Album Review: Victorian Trout Conspiracy – Victorian Trout Conspiracy EP

[Self-released; 2013]

A statement that’s likely a common consensus is to say that energy and enthusiasm are good in music. They’re infectious qualities that spectators can feed off of and that can help hook a new audience in. It creates, if not breeds likeability; it’s easy to watch a band dash about stage switching instruments, yelping every word like they’re kids at birthday party overdosed on chocolate cake. All it takes is a pair of people to start moving and shaking between the unoccupied chairs of an otherwise empty bar for a whole group to be suddenly dancing about like the weekend arrived a few days early.

With ten members in tow, Edinburgh-based Victorian Trout Conspiracy has plenty of the initially mentioned qualities to spare.Their self-titled debut EP exudes a lot of joy, chirpiness, and silliness over five songs; arguably it simply has too much. Most EPs serve as an advertisement of sorts, showing you what an act has to offer, and ideally tantalizing you into wanting more; you’ll listen over and over, happy, but not entirely satisfied until they drop a fully realised album. Victorian Trout Conspiracy does something plenty of albums have done to me, but few EPs have: it wears me out quickly.

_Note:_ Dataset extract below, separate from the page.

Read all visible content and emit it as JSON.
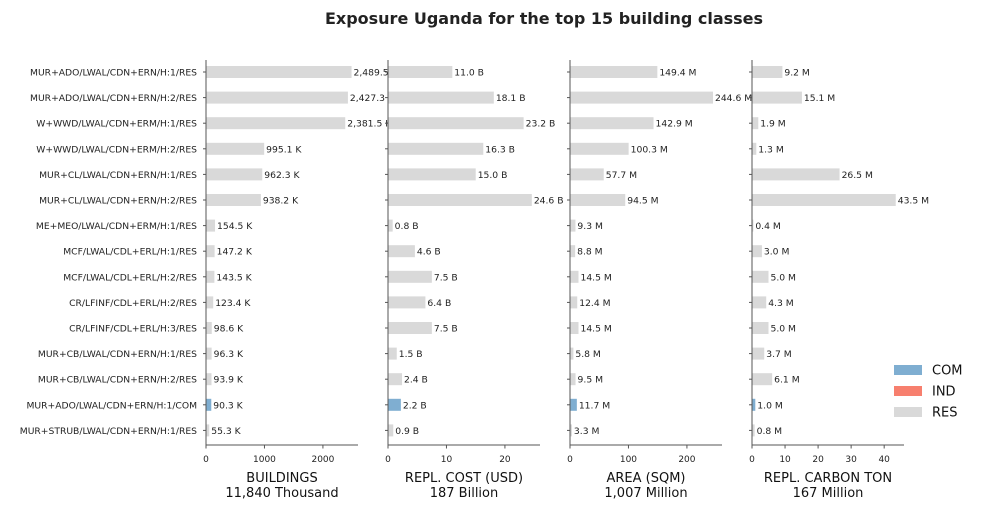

Listening is fun, if not quite as fun as partaking in their live shows (which can range from just one member to the full ten), but like a hung-over adult trying to deal with an child on a sugar rush, patience can soon wear thin, occasionally starting to cause a headache because of too much enthusiasm. “Super Dooper Electric Scooter” is the slowest cut here, but it’s still full on, running at about 140bpm with the band shouting the song’s title amid evil laughs and howls; guitars and bass slide about like bike chains in motion as brass comes from all directions – all that without even getting to the thickly-accented spoken word section in the middle.

It’d be nice if the band stripped back here, even for the duration of one full song, and there’s a glimpse of what could be during the reggae rhythms at the opening of “All My Days,” but the track soon shoots for the sky and seems to triple the tempo in an instant. With ten members though, scaling things back isn’t really a viable thing to expect on an EP, as everyone’s out to impress and showcase their talents. But listening through the nineteen minutes of music here can be exhausting, even when it’s just on in the background, and I can’t but suddenly want to point out the importance of restraint as a talent too.

Still, fun is fun, and unable to deny them, Victorian Trout Conspiracy are that. “All My Days” tires itself out with a sing-along section about a “Jack Daniels fire brigade” while closing track “Can He Really Imitate Swans?” has the brass firing on all cylinders, like the band are in a cartoon chase sequence, playing their instruments as they’re running away. It’s opening track “Ciderbam” that’s the real clincher here: after a dramatic opening of rippling guitars, ridden cymbals, and mariachi stand-off horns, the band punch out a riff that’s essentially the classic Spiderman theme song done in a style that’s something like Madness from the 80s doing speed with Employment-era Kaiser Chiefs. You’ll either laugh it off and just fall into the absurdity, or find yourself standoffish about the whole set up. If you’re not sold on those first few bars, or the rich Scottish accents (complete with plenty of local references and cheeky digs in the lyrics), then you’re probably not going to care to spend time with Victorian Trout Conspiracy. But I mean, just look at that name; you should have some idea as to what you’re getting yourself into from that alone.